I was never too keen on Marvel’s Avengers. I had interest in it when it was announced, but the more I was shown it, the less I cared. It didn’t look bad, really, although given what we’ve seen, it probably could have looked better, but it never had a chance.
It was a GaaS out of the gate, and a bad one at that. I never played it, but you couldn’t find an article, review, message board post, anything that wasn’t calling it out as a bad game. Or, if they weren’t, they had hopes of it either getting better or felt they could look past the flaws. But the flaws piled on, some corrected, some overcorrected, but by that time the damage was done and the player fall off was very real.

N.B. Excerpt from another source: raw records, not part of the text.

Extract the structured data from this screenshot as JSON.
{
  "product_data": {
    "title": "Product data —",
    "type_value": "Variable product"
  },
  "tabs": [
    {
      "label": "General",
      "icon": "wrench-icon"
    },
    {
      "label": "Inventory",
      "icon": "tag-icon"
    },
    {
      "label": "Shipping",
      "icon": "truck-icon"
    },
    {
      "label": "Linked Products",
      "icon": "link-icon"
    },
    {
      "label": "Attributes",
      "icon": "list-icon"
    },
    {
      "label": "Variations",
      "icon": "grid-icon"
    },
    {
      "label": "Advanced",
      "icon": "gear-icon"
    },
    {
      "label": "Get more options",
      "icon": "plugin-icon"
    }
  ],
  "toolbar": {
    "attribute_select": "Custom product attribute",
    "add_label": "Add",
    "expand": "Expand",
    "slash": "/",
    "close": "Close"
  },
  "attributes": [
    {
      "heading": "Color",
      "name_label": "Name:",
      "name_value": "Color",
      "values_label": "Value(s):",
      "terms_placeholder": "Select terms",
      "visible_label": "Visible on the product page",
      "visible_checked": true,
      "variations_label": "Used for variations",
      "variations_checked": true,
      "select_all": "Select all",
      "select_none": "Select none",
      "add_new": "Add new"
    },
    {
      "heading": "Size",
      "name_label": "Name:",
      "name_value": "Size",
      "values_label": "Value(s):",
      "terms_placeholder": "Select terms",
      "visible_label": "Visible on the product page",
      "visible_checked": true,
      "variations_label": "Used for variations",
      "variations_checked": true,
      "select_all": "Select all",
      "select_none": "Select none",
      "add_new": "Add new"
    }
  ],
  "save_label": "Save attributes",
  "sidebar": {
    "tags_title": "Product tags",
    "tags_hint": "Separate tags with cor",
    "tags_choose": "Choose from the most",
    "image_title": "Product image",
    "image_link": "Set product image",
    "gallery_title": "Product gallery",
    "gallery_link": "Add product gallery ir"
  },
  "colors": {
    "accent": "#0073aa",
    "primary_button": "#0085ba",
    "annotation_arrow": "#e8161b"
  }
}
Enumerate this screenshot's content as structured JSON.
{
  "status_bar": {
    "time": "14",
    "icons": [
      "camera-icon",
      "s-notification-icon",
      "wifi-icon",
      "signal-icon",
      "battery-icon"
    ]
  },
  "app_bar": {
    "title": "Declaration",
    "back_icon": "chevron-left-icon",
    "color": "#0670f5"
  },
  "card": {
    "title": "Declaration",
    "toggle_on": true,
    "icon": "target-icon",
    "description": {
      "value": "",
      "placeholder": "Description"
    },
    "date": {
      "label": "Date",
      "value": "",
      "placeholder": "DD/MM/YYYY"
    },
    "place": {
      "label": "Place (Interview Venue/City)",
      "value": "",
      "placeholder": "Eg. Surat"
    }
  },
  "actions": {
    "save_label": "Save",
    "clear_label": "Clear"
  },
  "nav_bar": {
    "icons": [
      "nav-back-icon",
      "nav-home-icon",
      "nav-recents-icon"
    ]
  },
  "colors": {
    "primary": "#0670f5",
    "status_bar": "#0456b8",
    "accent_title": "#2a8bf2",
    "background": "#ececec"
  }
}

And now, they’re ending support for the game only three years after release. Something deemed a “game as a service” doesn’t do that. The “service” part of that means it goes on and on until, as I said earlier, the players stop playing. And they have. Be it from bugs, or maybe even the lack of consistent updates and content – either way, it’s toast and probably really never had a chance to be anything else. I don’t blame the developers. This is all on SquareEnix – the publisher. They wanted money after the game was bought and turned it into something it never should have been.
I really hope Warner Brothers is paying attention here. The Suicide Squad game set to release later this year (also, seemingly, as a GaaS), could live up to its namesake if they don’t nail it.
Oh well, at least Splinter Cell will never be a GaaS – cause it has been 3,427 days since a new Splinter Cell game (non-animated series or guest spot in another game franchise, remake, BBC radio drama, or VR exclusive) was released.